Büyükelçi, sözlerine şöyle devam etti: “Şara, Dışişleri Bakanı Yardımcısı John Kelly’e Haravi ya da Ordu Komutanı’nın Suriye’nin destek vermesi kaydıyla her türlü askerî harekâtı gerçekleştireceğini söyledi. Bir başka deyişle, askerî harekât yapacak olursa bu Suriye’nin desteğiyle olmuştur. Baker, Esed’e ayrıca Haravi’ye meşru Lübnan hükümetine destek verilmesi konusunda söz verdi. Lübnanlıların şiddete başvurmadan önce birkaç kez düşünmeleri gerektiğini vurguladı. Suriye’nin müdahil olduğu herhangi bir eylemin dikkati Körfez’den uzaklaştıracağı konusunda uyarıda bulundu. Ayrıca Fransa ve Vatikan’ın Taif Anlaşması’na karşı çıkma fırsatına sahip olacağını hatırlattı. Bu nedenle Esed, Lübnanlılara Fransa ve Vatikan’ın bu durumu kullanmasına yol açmamak için istişarede bulunmalarını istedi. Kelly, “Lübnanlılara askeri harekata başvurma olasılığını sorduğumuzda ABD’nin Avn’ın bir engel olduğu konusunda hemfikir olsak da bu sürece yeşil ışık yakmakla ilgilenmiyor. Kelly ayrıca Şara’ya ABD’nin askerî harekâtı kabul etmek için hiçbir nedeni olmadığını vurguladı. Kelly, Lübnan hükümetinin son dönemde kaydettiği siyasi ilerlemeye övgüde bulundu ve bizim tarafımızda Avn’ı desteklediğimizi gösteren herhangi bir şey yok. Biz istifa etmesini istiyoruz.”

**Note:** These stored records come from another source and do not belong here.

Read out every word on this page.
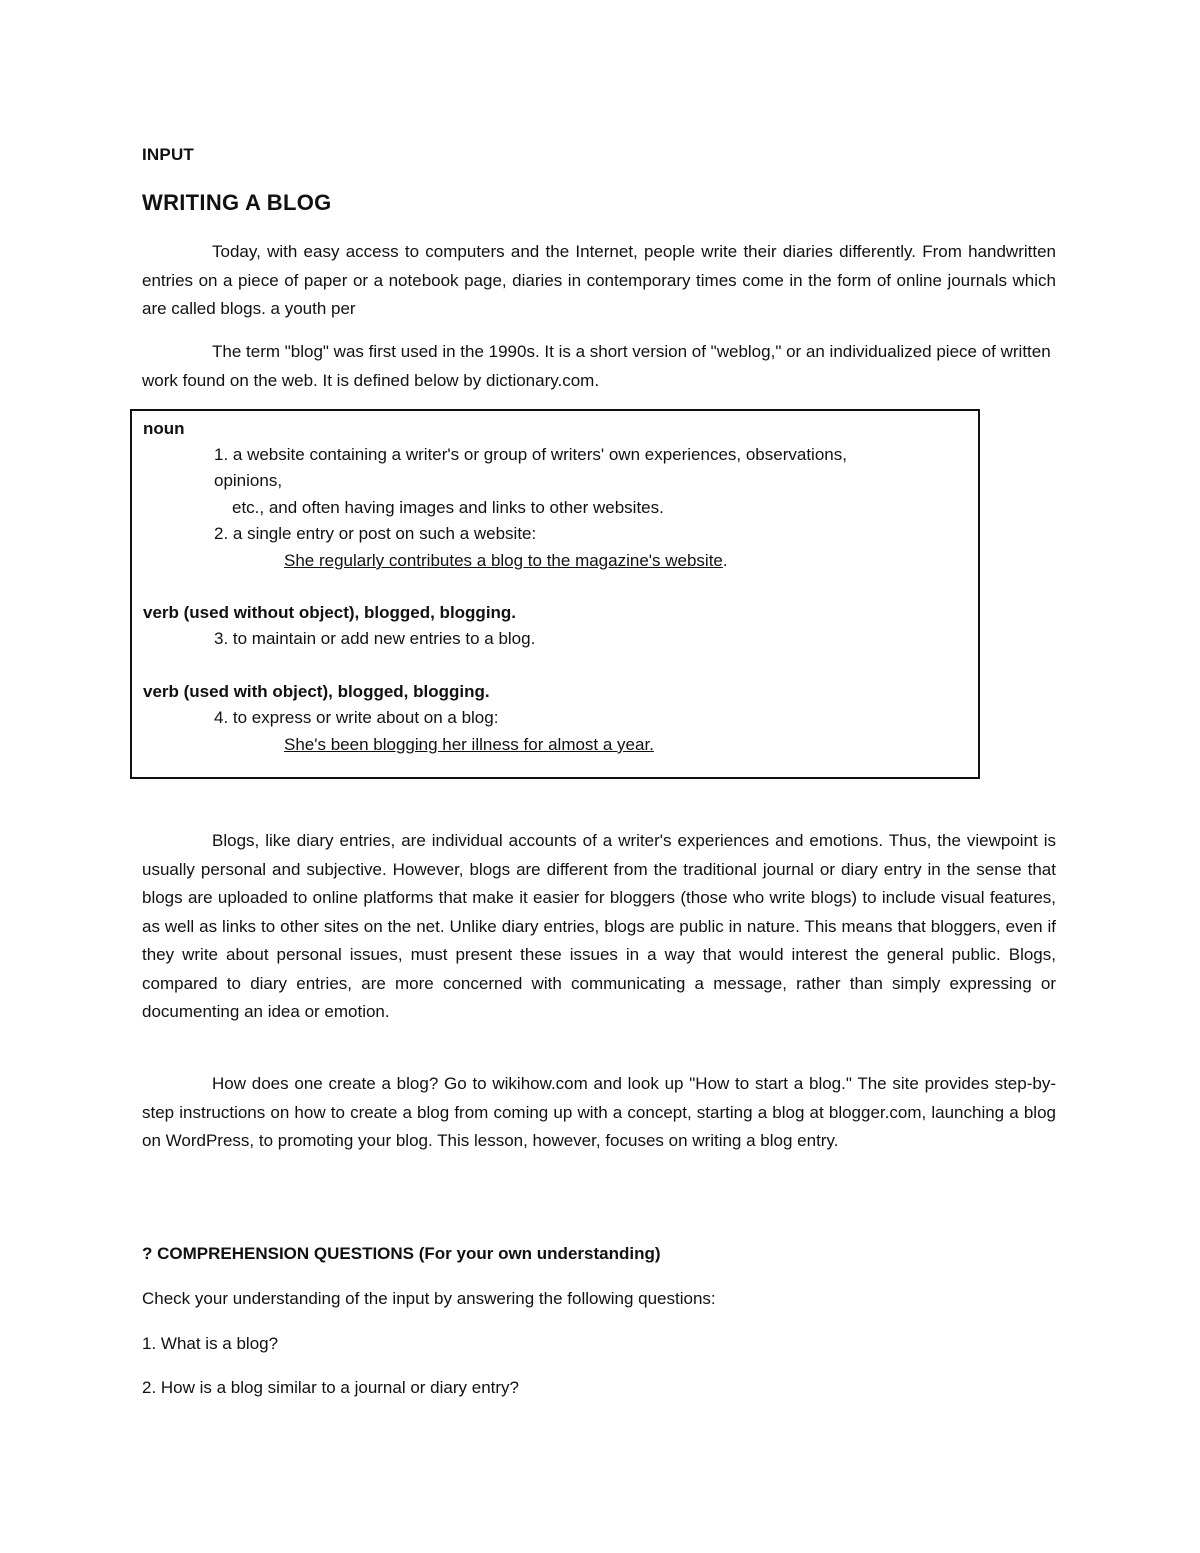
INPUT
WRITING A BLOG

Today, with easy access to computers and the Internet, people write their diaries differently. From handwritten entries on a piece of paper or a notebook page, diaries in contemporary times come in the form of online journals which are called blogs. a youth per

The term "blog" was first used in the 1990s. It is a short version of "weblog," or an individualized piece of written work found on the web. It is defined below by dictionary.com.

noun
1. a website containing a writer's or group of writers' own experiences, observations,
opinions,
etc., and often having images and links to other websites.
2. a single entry or post on such a website:
She regularly contributes a blog to the magazine's website.
verb (used without object), blogged, blogging.
3. to maintain or add new entries to a blog.
verb (used with object), blogged, blogging.
4. to express or write about on a blog:
She's been blogging her illness for almost a year.

Blogs, like diary entries, are individual accounts of a writer's experiences and emotions. Thus, the viewpoint is usually personal and subjective. However, blogs are different from the traditional journal or diary entry in the sense that blogs are uploaded to online platforms that make it easier for bloggers (those who write blogs) to include visual features, as well as links to other sites on the net. Unlike diary entries, blogs are public in nature. This means that bloggers, even if they write about personal issues, must present these issues in a way that would interest the general public. Blogs, compared to diary entries, are more concerned with communicating a message, rather than simply expressing or documenting an idea or emotion.

How does one create a blog? Go to wikihow.com and look up "How to start a blog." The site provides step-by-step instructions on how to create a blog from coming up with a concept, starting a blog at blogger.com, launching a blog on WordPress, to promoting your blog. This lesson, however, focuses on writing a blog entry.

? COMPREHENSION QUESTIONS (For your own understanding)
Check your understanding of the input by answering the following questions:
1. What is a blog?
2. How is a blog similar to a journal or diary entry?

Ben sözü devraldım: “Her halükârda, Lübnan Hükümeti’nin ABD’nin tutumu hakkında başka bir izlenime sahip. Dr. Selim Hoss ve Lübnan Cumhurbaşkanı açıkça şu sonuca vardı: ABD hükümetinin bu konuda bir itirazı yok. Mesele Lübnan hükümetini ilgilendiriyor. Bizim için mesele şu ki biz de Körfez’deki durum nedeniyle şartların şu an uygun olmadığını görüyoruz. Ancak karşılaştığımız en büyük sorun, Avn ve grubu ve Lübnan’daki diğer eğilimlerin Suriye’nin Avn’ı bitirmek istemediğini söylüyorlar. Bu pratikte Taif Anlaşması’na aykırıdır. Her gün Taif ve Lübnan’daki meşruiyeti desteklemekle ilgili yüzlerce açıklama yapmamıza rağmen Lübnanlıları meşruiyeti desteklediğimize ikna etmek için başvurmadık hiçbir yol bırakmadık. Bununla birlikte, Suriye'nin konumu konusunda ciddi bir kafa karışıklığı var” dedim.
Haravi’den Taif Anlaşması’nın askıya almasını isteyen bazı tarafların varlığından bahsettim. ABD’li Büyükelçi ABD’nin buna karşı olduğunu söyledi. Haravi “ABD’nin tutumunu biliyorum. Ancak bu talep, Avn’ın görevi bırakmayı reddetmesi, ekonomik çöküş, siyasi kargaşa ve hükümette bakanlar arasında mevcut bulunan anlaşmazlıklara rağmen yapılıyor.  Bütün bunlar durumu son derece kötü hale getiriyor. Endişe ettiğimiz şey, Lübnan hükümetinin Taif Anlaşması’nın uygulanması olarak askerî harekât yapmaya karar vermesi ve resmi olarak Suriye’den yardım talep etmesidir. Bundan endişe duyuyoruz. Endişe ettiğimiz bir diğer şey de meşruiyetin çökmesidir. Bu nedenle, büyükelçinin Lübnan hükümetinin bir temsilcisini çağırmasını ve onu ABD’nin tutumundan açıkça haberdar etmesini yararlı buluyorum” dedim.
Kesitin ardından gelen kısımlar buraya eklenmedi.